7. Crowley does briefly argue in the alternative that
if Morrison is considered a Crowley employee, then Croxton should
be as well.
8. Crowley's argument that it is not attempting to
pierce its own corporate veil because it does not deny the
existence of any entity takes too narrow a view of the doctrine.
The issue is whether Crowley is trying to "avoid the consequences
of its own corporate structure." Boggs, 590 F.2d at 662.
9. We have also noted that corporate form may be
disregarded where a subsidiary is a "mere instrumentality"of its
parent. Jackson, 514 P.2d at 1173; see also McKibben v. Mohawk
Oil Co., 667 P.2d 1223, 1229 (Alaska 1983). Crowley does not
contend that PST&B was a "mere instrumentality." We have never
suggested that either of these theories is available to the
corporation to pierce its own corporate form. See McKibben, 667
P.2d at 1229-30 (discussing circumstances under which parent
corporation may be held liable in spite of corporate form).
10. A lent employee situation occurs "[w]hen one
employer borrows an employee having an existing employment
relation with another employer." Id. at 97 n.3. Crowley's
argument that Morrison was always a PST&B employee precludes any
direct application of a "lent employee"analysis.
We have suggested elsewhere that Ruble supplies the
test for multiple employer cases in general. Kroll v. Reeser,
655 P.2d 753, 756 (Alaska 1982). Like Ruble, however, Kroll
concerned which of two unrelated employers had an employment
relationship with the injured worker.
11. See also Smith v. Atlantic Richfield Co., 814 F.2d
1481, 1488 (10th Cir. 1987) (court "disapprove[s] any attempt"to
avoid consequences of corporate structure); Love v. Flour Mills
of America, 647 F.2d 1058 (10th Cir. 1981); Boggs, 590 F.2d at
655; Lane v. Kingsport Armature & Electric, 676 F. Supp. 108 (D.
Va. 1988); Porter v. Beloit Corp., 667 F. Supp. 367, 369 (S.D.
Miss. 1987) (subsidiary not entitled to immunity of parent);
Peterson v. Trailways, Inc., 555 F. Supp. 827 (D. Colo. 1983);
Stoddard v. Ling-Temco-Vought, Inc., 513 F. Supp. 314, 325-27 &
nn.3-4 (C.D. Cal. 1980) (citing "vast weight of authority"),
remanded on different issue, 711 F.2d 1431 (9th Cir. 1983);
Choate v. Landis Tool Co., 486 F. Supp. 774 (E.D. Mich. 1980)

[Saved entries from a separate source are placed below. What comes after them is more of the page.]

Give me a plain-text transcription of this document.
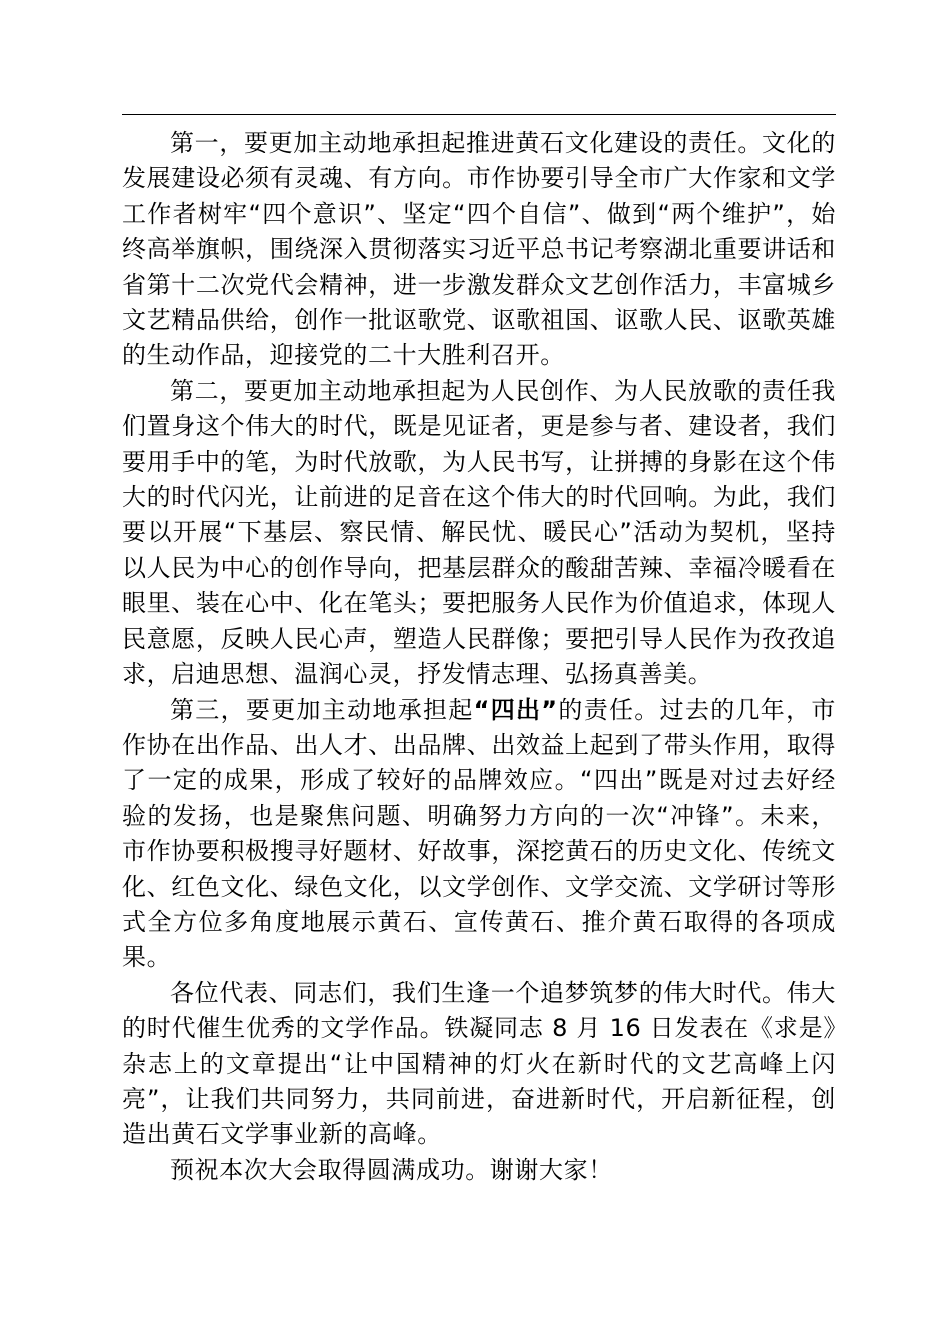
第一，要更加主动地承担起推进黄石文化建设的责任。文化的发展建设必须有灵魂、有方向。市作协要引导全市广大作家和文学工作者树牢“四个意识”、坚定“四个自信”、做到“两个维护”，始终高举旗帜，围绕深入贯彻落实习近平总书记考察湖北重要讲话和省第十二次党代会精神，进一步激发群众文艺创作活力，丰富城乡文艺精品供给，创作一批讴歌党、讴歌祖国、讴歌人民、讴歌英雄的生动作品，迎接党的二十大胜利召开。

第二，要更加主动地承担起为人民创作、为人民放歌的责任我们置身这个伟大的时代，既是见证者，更是参与者、建设者，我们要用手中的笔，为时代放歌，为人民书写，让拼搏的身影在这个伟大的时代闪光，让前进的足音在这个伟大的时代回响。为此，我们要以开展“下基层、察民情、解民忧、暖民心”活动为契机，坚持以人民为中心的创作导向，把基层群众的酸甜苦辣、幸福冷暖看在眼里、装在心中、化在笔头；要把服务人民作为价值追求，体现人民意愿，反映人民心声，塑造人民群像；要把引导人民作为孜孜追求，启迪思想、温润心灵，抒发情志理、弘扬真善美。

第三，要更加主动地承担起“四出”的责任。过去的几年，市作协在出作品、出人才、出品牌、出效益上起到了带头作用，取得了一定的成果，形成了较好的品牌效应。“四出”既是对过去好经验的发扬，也是聚焦问题、明确努力方向的一次“冲锋”。未来，市作协要积极搜寻好题材、好故事，深挖黄石的历史文化、传统文化、红色文化、绿色文化，以文学创作、文学交流、文学研讨等形式全方位多角度地展示黄石、宣传黄石、推介黄石取得的各项成果。

各位代表、同志们，我们生逢一个追梦筑梦的伟大时代。伟大的时代催生优秀的文学作品。铁凝同志 8 月 16 日发表在《求是》杂志上的文章提出“让中国精神的灯火在新时代的文艺高峰上闪亮”，让我们共同努力，共同前进，奋进新时代，开启新征程，创造出黄石文学事业新的高峰。

预祝本次大会取得圆满成功。谢谢大家！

(placing corporate form over defendant's assertion of "economic
reality"); O'Brien, 475 F. Supp. at 284; McDaniel v. Johns-
Manville Sales Corp., 487 F. Supp. 714, 716 (N.D. Ill. 1978)

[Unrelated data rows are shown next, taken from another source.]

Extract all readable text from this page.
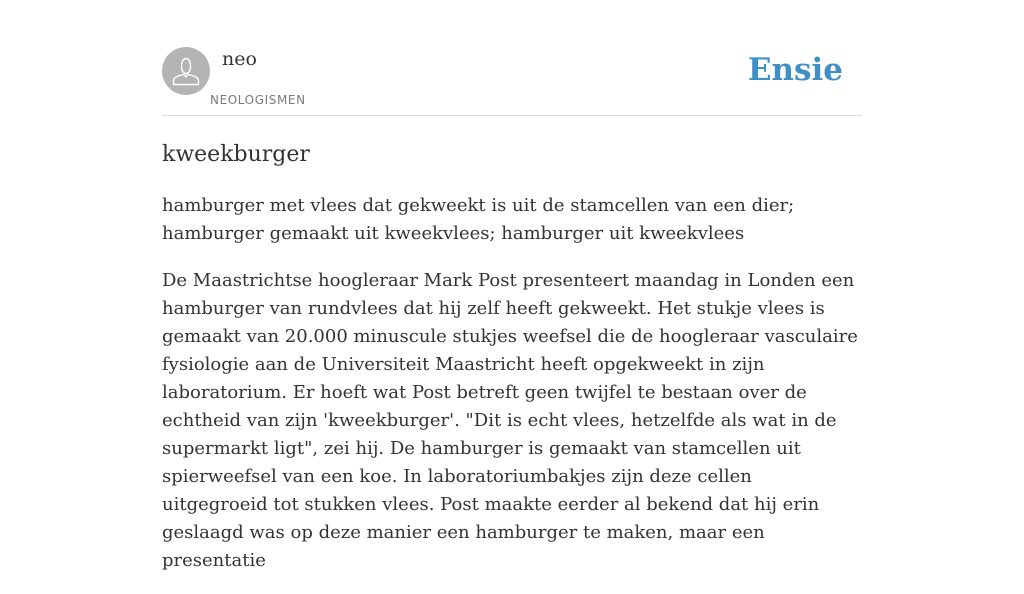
neo
NEOLOGISMEN
Ensie
kweekburger

hamburger met vlees dat gekweekt is uit de stamcellen van een dier; hamburger gemaakt uit kweekvlees; hamburger uit kweekvlees

De Maastrichtse hoogleraar Mark Post presenteert maandag in Londen een hamburger van rundvlees dat hij zelf heeft gekweekt. Het stukje vlees is gemaakt van 20.000 minuscule stukjes weefsel die de hoogleraar vasculaire fysiologie aan de Universiteit Maastricht heeft opgekweekt in zijn laboratorium. Er hoeft wat Post betreft geen twijfel te bestaan over de echtheid van zijn 'kweekburger'. "Dit is echt vlees, hetzelfde als wat in de supermarkt ligt", zei hij. De hamburger is gemaakt van stamcellen uit spierweefsel van een koe. In laboratoriumbakjes zijn deze cellen uitgegroeid tot stukken vlees. Post maakte eerder al bekend dat hij erin geslaagd was op deze manier een hamburger te maken, maar een presentatie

("[d]efendants have uniformly been denied the opportunity to
pierce their own corporate veil in order to avoid liability");
Latham v. Technar, Inc., 390 F. Supp. 1031 (E.D. Tenn. 1974);
Thomas v. Hycon, Inc., 244 F. Supp. 151 (D.D.C. 1965); Gulfstream
Land & Development Corp. v. Wilkerson, 420 So. 2d 587 (Fla.
1982); Lyon v. Barrett, 445 A.2d 1153 (N.J. 1982); Stratman v.
Admiral Beverage Corp., 760 P.2d 974, 984 (Wyo. 1988) ("[W]e will
continue to adhere to the majority rule, that, on issues of
immunity, the separate corporate identity of affiliated
corporations will not be disturbed.").